Coach’s Corner: An impassioned call for a designated door-opener

Watch as the duo discuss the play of both San Jose and St. Louis in game 1 of the western conference finals. They also spoke on Marchand and the discipline he has been showing in this years’ playoffs and the play of Jones and Jordan Binnington.

In a follow-up to his thoughts on the controversial offside call on the Colorado Avalanche’s Gabriel Landeskog and how it could’ve been prevented from earlier this week, Don Cherry shared more hockey-bench door etiquette Saturday night.

Teeing up his segment with shots of the Landeskog play, Cherry then implored up-and-coming hockey coaches to assert their power on the bench and insure there’s a designated door-opener.

“The big thing for me for you young coaches out there, when you’re on the bench, you’re the captain, you’re the king. That’s your bench. The general manager can’t do anything, you’re the king,” Cherry said during the first intermission of Game 1 between the San Jose Sharks and St.

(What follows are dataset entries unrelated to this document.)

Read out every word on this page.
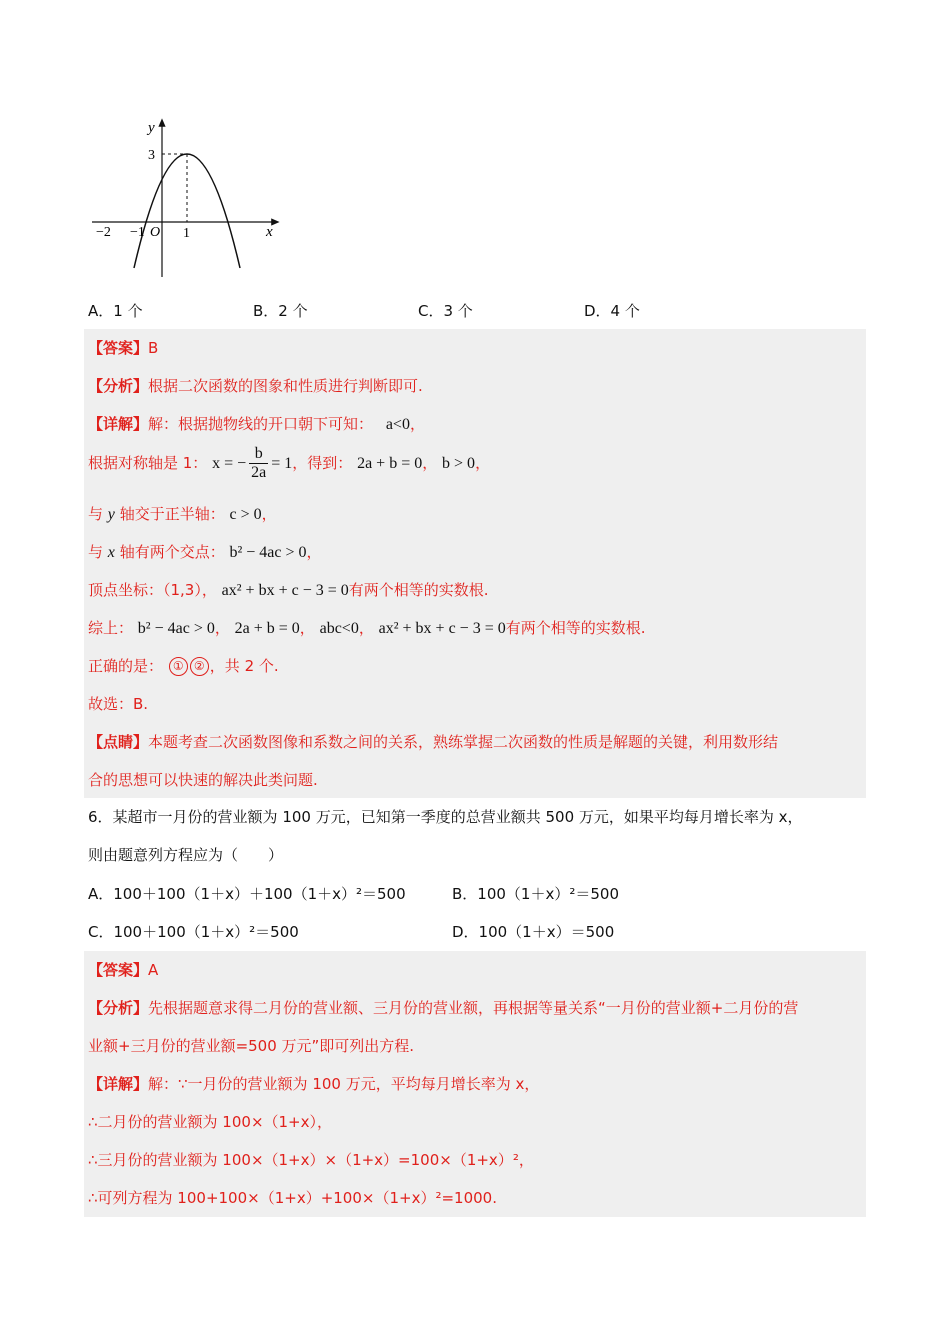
y
x
3
−2 −1 O 1
A．1 个	B．2 个	C．3 个	D．4 个
【答案】B
【分析】根据二次函数的图象和性质进行判断即可.
【详解】解：根据抛物线的开口朝下可知： a<0，
根据对称轴是 1： x = − $\frac{b}{2a} = 1$，得到： 2a + b = 0， b > 0，
与 y 轴交于正半轴： c > 0，
与 x 轴有两个交点： b² − 4ac > 0，
顶点坐标：（1,3）， ax² + bx + c − 3 = 0有两个相等的实数根.
综上： b² − 4ac > 0， 2a + b = 0， abc<0， ax² + bx + c − 3 = 0有两个相等的实数根.
正确的是： ① ② ，共 2 个.
故选：B.
【点睛】本题考查二次函数图像和系数之间的关系，熟练掌握二次函数的性质是解题的关键，利用数形结
合的思想可以快速的解决此类问题.
6．某超市一月份的营业额为 100 万元，已知第一季度的总营业额共 500 万元，如果平均每月增长率为 x，
则由题意列方程应为（　　）
A．100＋100（1＋x）＋100（1＋x）²＝500	B．100（1＋x）²＝500
C．100＋100（1＋x）²＝500	D．100（1＋x）＝500
【答案】A
【分析】先根据题意求得二月份的营业额、三月份的营业额，再根据等量关系“一月份的营业额+二月份的营
业额+三月份的营业额=500 万元”即可列出方程.
【详解】解：∵一月份的营业额为 100 万元，平均每月增长率为 x，
∴二月份的营业额为 100×（1+x），
∴三月份的营业额为 100×（1+x）×（1+x）=100×（1+x）²，
∴可列方程为 100+100×（1+x）+100×（1+x）²=1000.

Louis Blues. “When I used to coach I always had someone opening the door.”

The reason why Cherry is so insistent about having a designated door-opener on the bench is because, as he cited, it has a real effect on winning and losing.

“He hurries because he sees the door [opening] and if he doesn’t hurry this goal doesn’t count and they’re not here now,” said Cherry as video of Blues forward Ryan O’Reilly hustling off the ice in St. Louis’ series with the Dallas Stars plays. “When you’re getting off the ice you’ve gotta get off the ice fast and you’ve gotta have that door ready.”

To Cherry’s point, on the play shown, the Blues had a man at the ready keeping the door open so O’Reilly doesn’t have to fidget with a lock to get off – like what Landeskog had to do – and just as he did, Oskar Sundqvist managed to score a goal that couldn’t get called offside.